Source: Pixabay
Blockchain startup Cubist has publicly launched a new “wallet-as-a-service” (WaaS) product, seeking to tackle the wallet management challenges behind making account keys both readily available and secure.
The CubeSigner WaaS “lets users request signatures through revocable signing sessions instead of giving direct access to raw keys,” according to Cubist’s press release. The release went on to state that the key manager “keeps keys both constantly safe and instantly available, even in the presence of insider threats and breaches.”
The announcement also confirms that CubeSigner is in production as a key manager for Ethereum validators, expanding its accessibility to teams working on diverse applications such as wallets, consumer loyalty programs, games, trading and custody platforms, and more, across almost any chain.
CubeSigner currently supports Secp256k1, Ed25519, BLS, and Stark curve signing, and Cubist says its product can be readily extended to support new signature schemes.
The project’s website highlights CubeSigner’s “hot wallet speed” in addition to its “cold wallet security”, and already includes companies such as Ankr, Ava Labs and Everstake as part of its clientele.
“We built CubeSigner so that no one has to choose between fast, safe, and easy to use,” said Riad Wahby, Co-Founder and CEO of Cubist in the release. “As a result of the Cubist team’s decades of academic and industry work securing production systems, CubeSigner protects keys with best-in-class security. With its flexible social login, built-in minting services, powerful key recovery, and broad chain support, CubeSigner represents a quantum leap for the Web3 ecosystem.”
After working with customers across several verticals, CubeSigner’s functions have evolved to support a large range of custody setups.
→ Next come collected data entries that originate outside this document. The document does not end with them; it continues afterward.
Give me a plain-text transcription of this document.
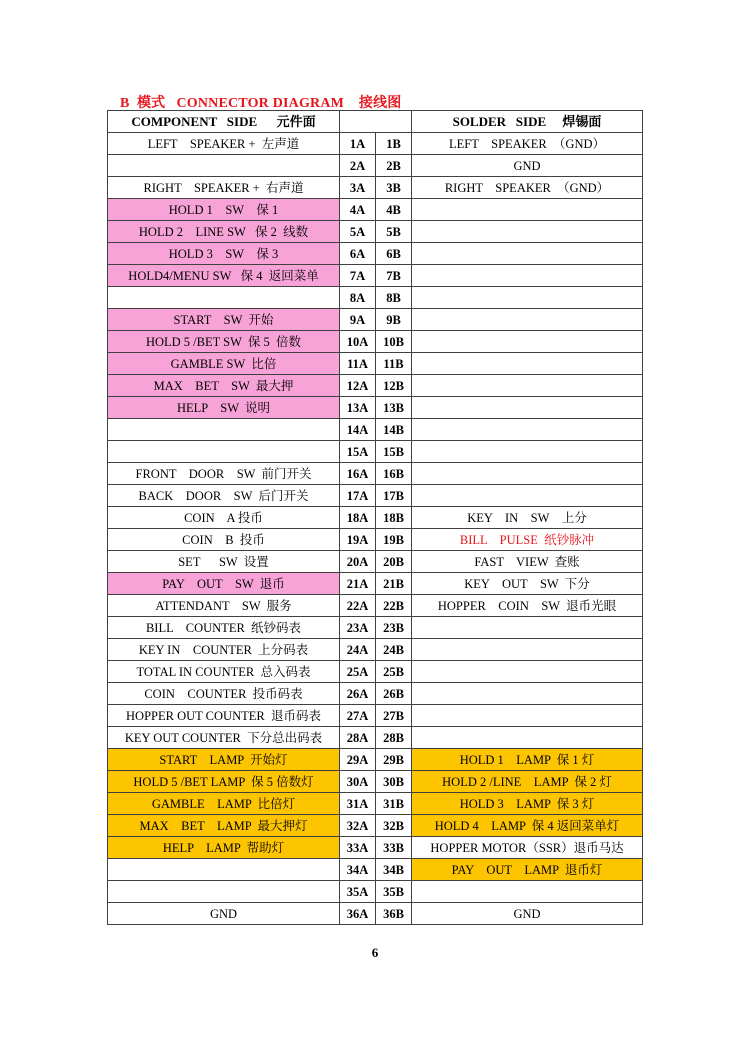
B  模式   CONNECTOR DIAGRAM    接线图
COMPONENT   SIDE      元件面			SOLDER   SIDE     焊锡面
LEFT    SPEAKER +  左声道	1A	1B	LEFT    SPEAKER  （GND）
	2A	2B	GND
RIGHT    SPEAKER +  右声道	3A	3B	RIGHT    SPEAKER  （GND）
HOLD 1    SW    保 1	4A	4B	
HOLD 2    LINE SW   保 2  线数	5A	5B	
HOLD 3    SW    保 3	6A	6B	
HOLD4/MENU SW   保 4  返回菜单	7A	7B	
	8A	8B	
START    SW  开始	9A	9B	
HOLD 5 /BET SW  保 5  倍数	10A	10B	
GAMBLE SW  比倍	11A	11B	
MAX    BET    SW  最大押	12A	12B	
HELP    SW  说明	13A	13B	
	14A	14B	
	15A	15B	
FRONT    DOOR    SW  前门开关	16A	16B	
BACK    DOOR    SW  后门开关	17A	17B	
COIN    A 投币	18A	18B	KEY    IN    SW    上分
COIN    B  投币	19A	19B	BILL    PULSE  纸钞脉冲
SET      SW  设置	20A	20B	FAST    VIEW  查账
PAY    OUT    SW  退币	21A	21B	KEY    OUT    SW  下分
ATTENDANT    SW  服务	22A	22B	HOPPER    COIN    SW  退币光眼
BILL    COUNTER  纸钞码表	23A	23B	
KEY IN    COUNTER  上分码表	24A	24B	
TOTAL IN COUNTER  总入码表	25A	25B	
COIN    COUNTER  投币码表	26A	26B	
HOPPER OUT COUNTER  退币码表	27A	27B	
KEY OUT COUNTER  下分总出码表	28A	28B	
START    LAMP  开始灯	29A	29B	HOLD 1    LAMP  保 1 灯
HOLD 5 /BET LAMP  保 5 倍数灯	30A	30B	HOLD 2 /LINE    LAMP  保 2 灯
GAMBLE    LAMP  比倍灯	31A	31B	HOLD 3    LAMP  保 3 灯
MAX    BET    LAMP  最大押灯	32A	32B	HOLD 4    LAMP  保 4 返回菜单灯
HELP    LAMP  帮助灯	33A	33B	HOPPER MOTOR（SSR）退币马达
	34A	34B	PAY    OUT    LAMP  退币灯
	35A	35B	
GND	36A	36B	GND
6
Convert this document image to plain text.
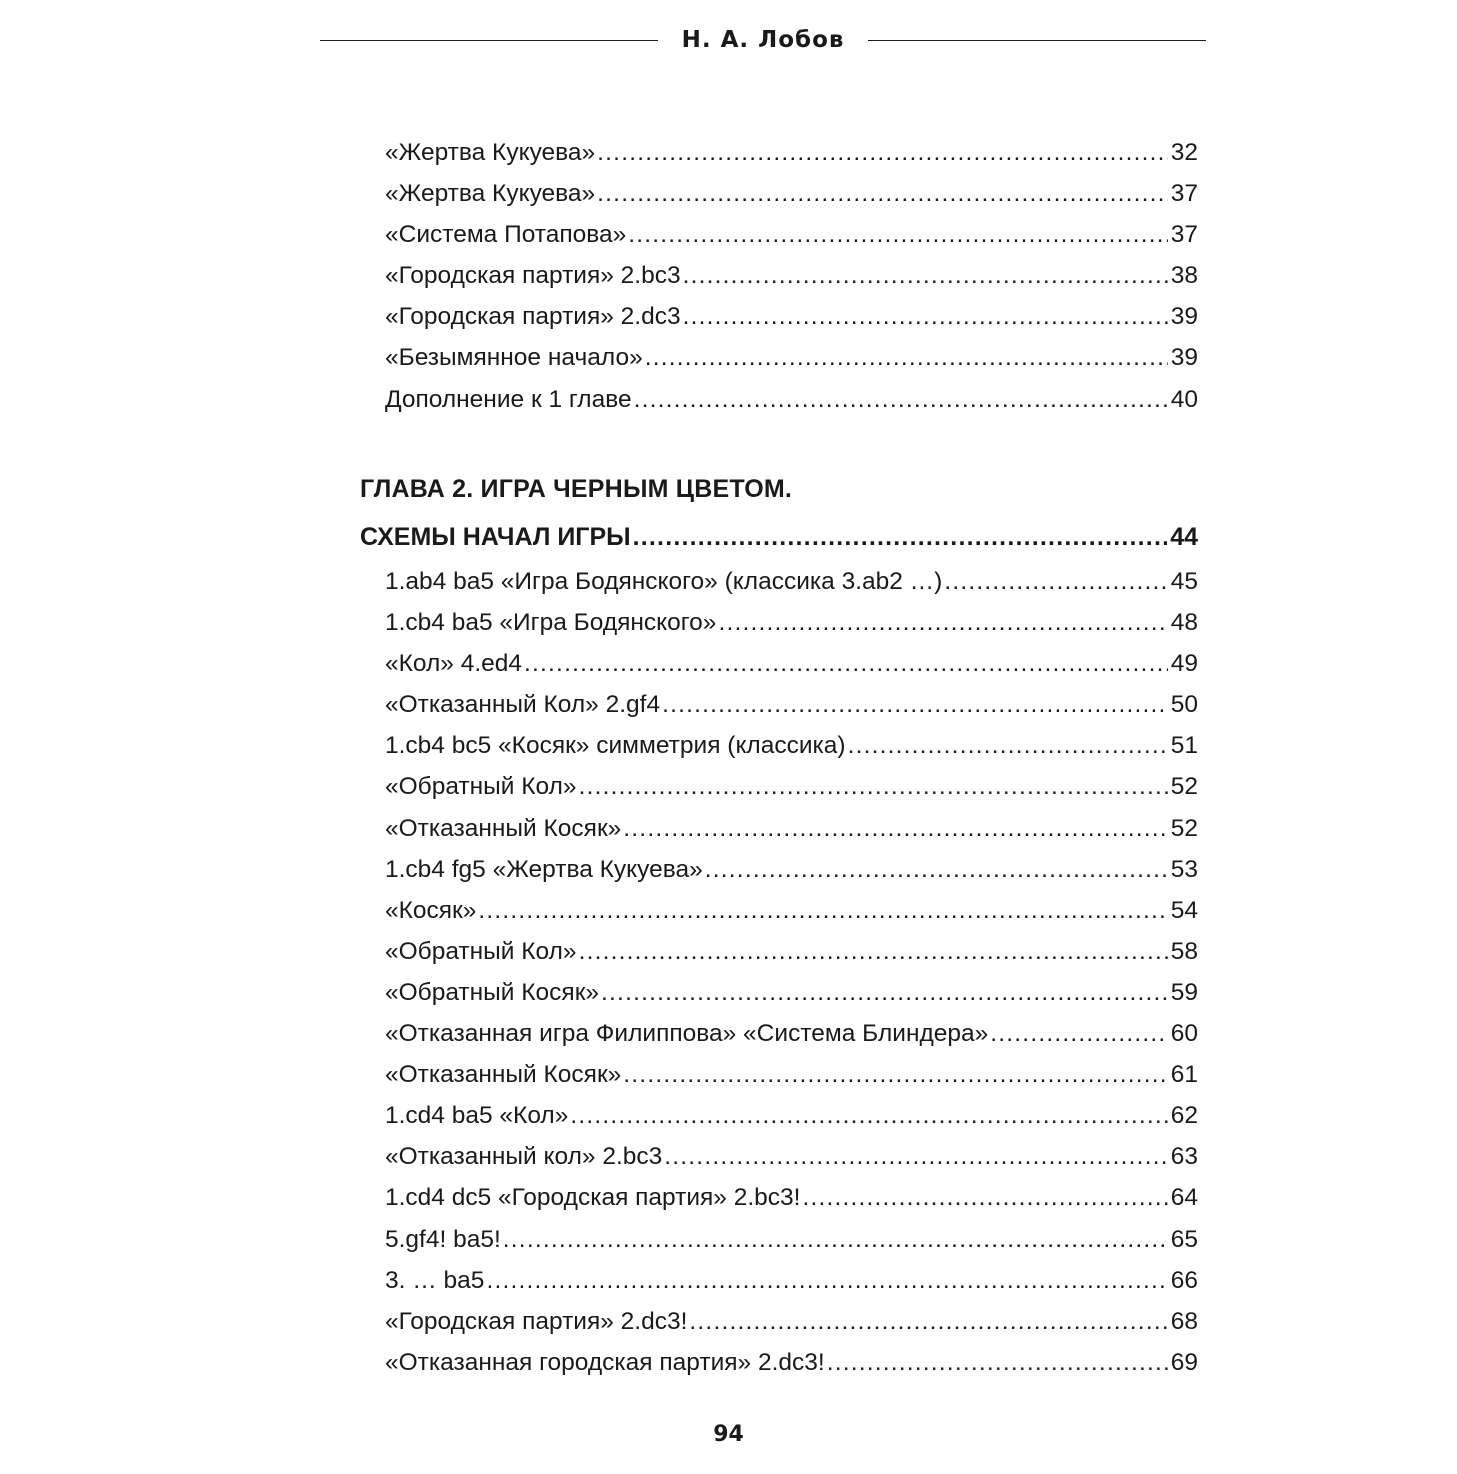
Н. А. Лобов
«Жертва Кукуева» .....	32
«Жертва Кукуева» .....	37
«Система Потапова» .....	37
«Городская партия» 2.bc3 .....	38
«Городская партия» 2.dc3 .....	39
«Безымянное начало» .....	39
Дополнение к 1 главе .....	40
ГЛАВА 2. ИГРА ЧЕРНЫМ ЦВЕТОМ.
СХЕМЫ НАЧАЛ ИГРЫ .....	44
1.ab4 ba5 «Игра Бодянского» (классика 3.ab2 …) .....	45
1.cb4 ba5 «Игра Бодянского» .....	48
«Кол» 4.ed4 .....	49
«Отказанный Кол» 2.gf4 .....	50
1.cb4 bc5 «Косяк» симметрия (классика) .....	51
«Обратный Кол» .....	52
«Отказанный Косяк» .....	52
1.cb4 fg5 «Жертва Кукуева» .....	53
«Косяк» .....	54
«Обратный Кол» .....	58
«Обратный Косяк» .....	59
«Отказанная игра Филиппова» «Система Блиндера» .....	60
«Отказанный Косяк» .....	61
1.cd4 ba5 «Кол» .....	62
«Отказанный кол» 2.bc3 .....	63
1.cd4 dc5 «Городская партия» 2.bc3! .....	64
5.gf4! ba5! .....	65
3. … ba5 .....	66
«Городская партия» 2.dc3! .....	68
«Отказанная городская партия» 2.dc3! .....	69
94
Customers can offload risk by including a qualified custodian or trustee, making self-custody easy for organizations. Users can also use CubeSigner to create Web2-like wallets, where end users control their own keys, use CubeSigner’s primitives for social login, seedless account recovery, and more.
Lastly, any application can establish per-key usage guidelines – such as mandating two-factor authorization for significant transactions – and each CubeSigner deployment includes real-time monitoring for potential session breaches, suspicious behavior, and signing requests that breach usage policies.
In March, Cubist, co-founded by computer science professors at Carnegie Mellon University and University of California San Diego, raised $7 million in a seed round led by Polychain Capital with participation from venture capital and strategic investors including dao5, Amplify Partners, Polygon, Blizzard and Axelar.
The company’s first product, a non-custodial Web3 private key manager, was released shortly after in April. In a press release, the company said the key manager was designed to “help infrastructure engineering teams secure and programmatically manage their private key.”
Cubist’s non-custodial key manager allows validator operators to lock their keys in secure hardware and use short-lived revocable privileges—instead of the keys themselves—for automated transaction signing and validation message processes.